As we look to bring private data into Hadoop I find myself imagining the management of thousands of separate doors for individual data elements. With regulated data this means we’ll need someone going around continuously checking doors to make sure they are locked, they don’t have the wrong type of data in there, and nobody is weaseling their way into a room they don’t belong. If this sounds like a huge hassle and something that is fraught with challenges you are right! So how do you secure Hadoop while not creating a nightmare that is hell to manage. First, you limit access to only those people that need it via an access, control, and data layer. Second, you provide a level of access control via a gateway such as Platfora or Datameer from a self service perspective at least. Third, you classify your data in a meaningful way as it enters. Fourth, you attempt to set the appropriate permissions on your data and assign kerberos keys to lock down the security. This last one is pretty clunky, but it looks like it will get better with the coming Knox Gateway, but I still think that is a bit of a stretch.

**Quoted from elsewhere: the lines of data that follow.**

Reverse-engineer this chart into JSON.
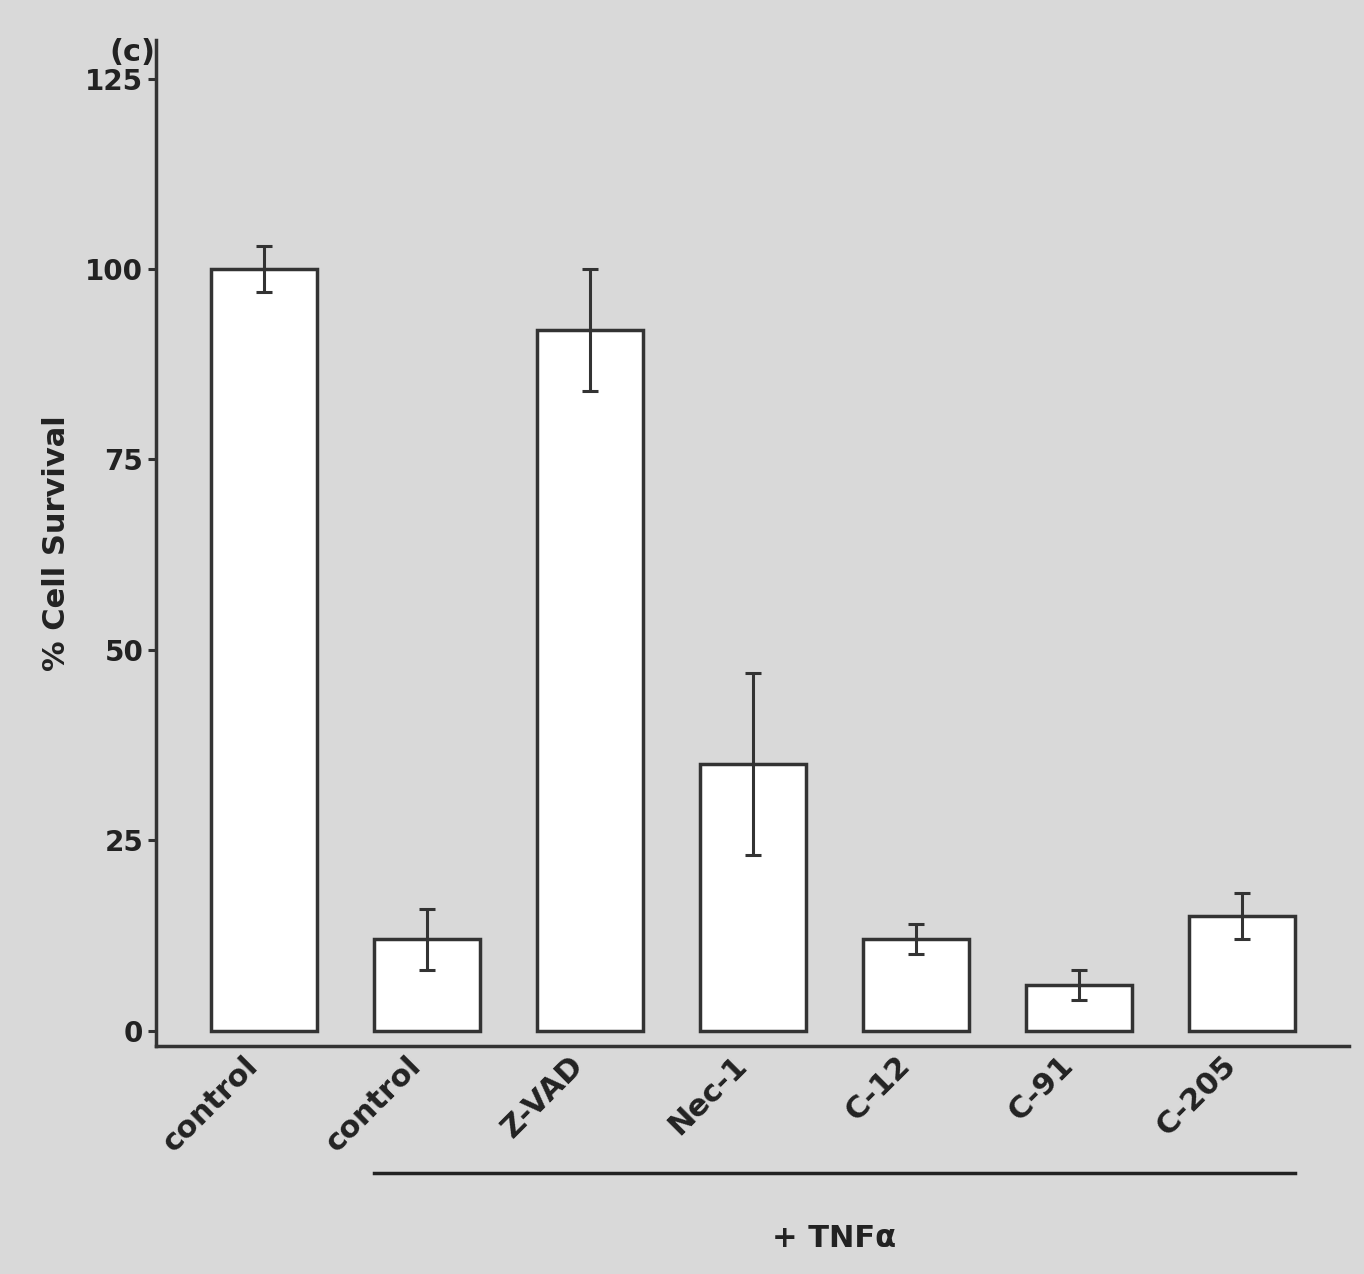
{
  "categories": [
    "control",
    "control",
    "Z-VAD",
    "Nec-1",
    "C-12",
    "C-91",
    "C-205"
  ],
  "values": [
    100,
    12,
    92,
    35,
    12,
    6,
    15
  ],
  "errors": [
    3,
    4,
    8,
    12,
    2,
    2,
    3
  ],
  "bar_color": "#ffffff",
  "bar_edgecolor": "#333333",
  "bar_linewidth": 2.5,
  "ylabel": "% Cell Survival",
  "yticks": [
    0,
    25,
    50,
    75,
    100,
    125
  ],
  "ylim": [
    -2,
    130
  ],
  "panel_label": "(c)",
  "tnf_label": "+ TNFα",
  "background_color": "#d9d9d9",
  "figsize": [
    13.64,
    12.74
  ],
  "dpi": 100,
  "ylabel_fontsize": 22,
  "tick_fontsize": 20,
  "xlabel_fontsize": 22,
  "panel_fontsize": 22
}
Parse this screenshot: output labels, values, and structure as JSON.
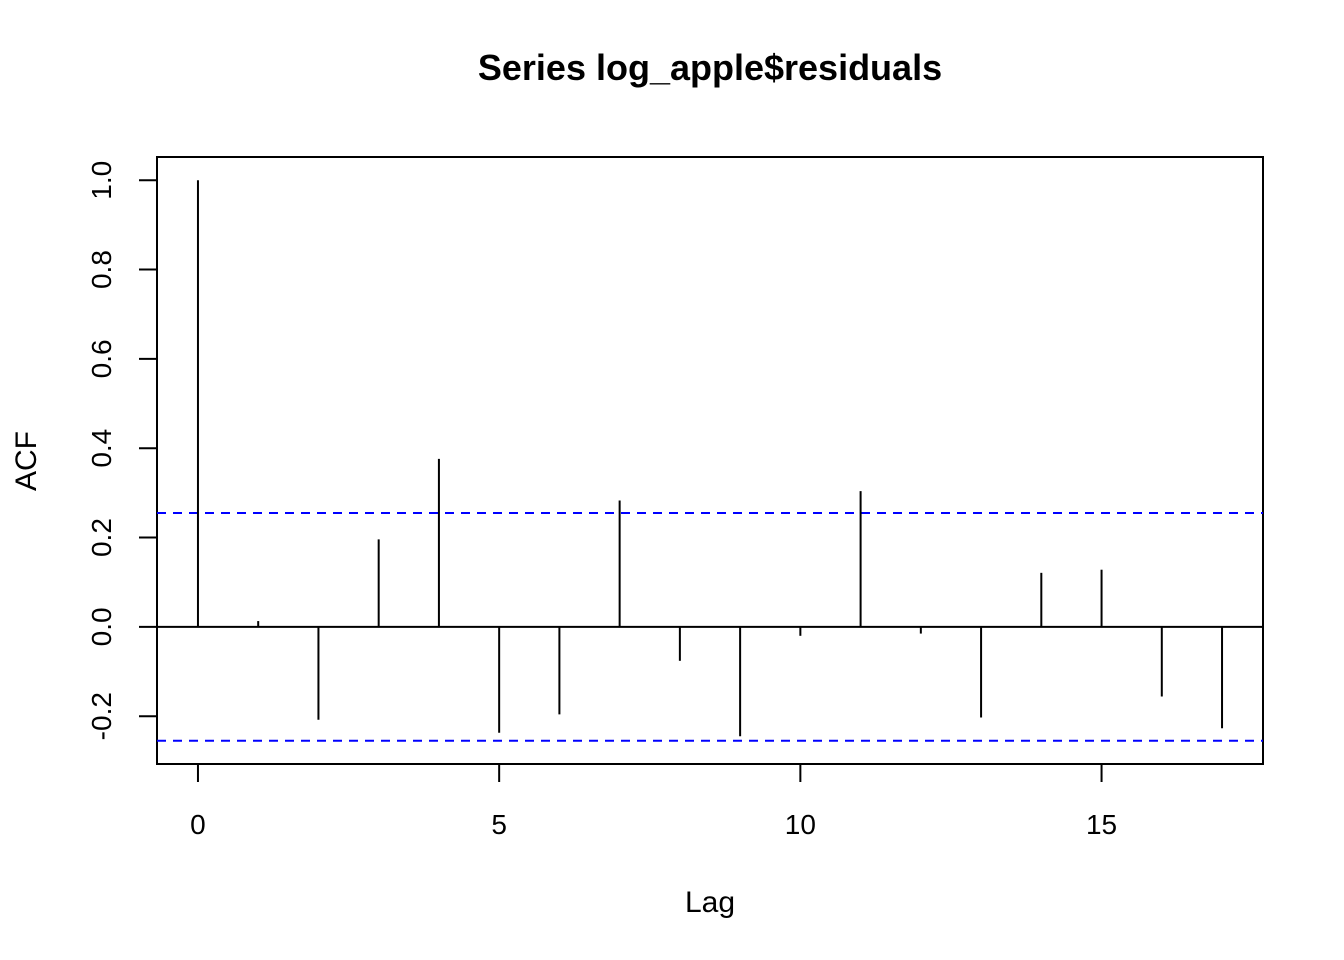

The area I’m looking at right now is just masking the data. The idea here is you just tokenize the fields as the data enters on a field by field basis. So a social security number might move from 520-76-9933 to 123-32-1242. It still preserves the format, it can still be unique, you don’t get the performance impact from encrypting, and most people probably don’t care about the individual data fields, oh….and it’s reversible on a field by field basis. To me this is a lot easier than trying to lock every door and making sure the wrong people aren’t seeing the wrong data….AND the most important part – this keeps the platform out of the controlled regulated platform list. Two vendors that provide this type of solution are Dataguise and Voltage – with Voltage being in this business for a long time….
At the end of the day instead of managing a bunch of doors to the elephant pins I’d rather just turn all of the pink (pink=regulated) elephants yellow (yellow = nothing special) and if someone needs a pink elephant we’ll just reverse the process for that user only.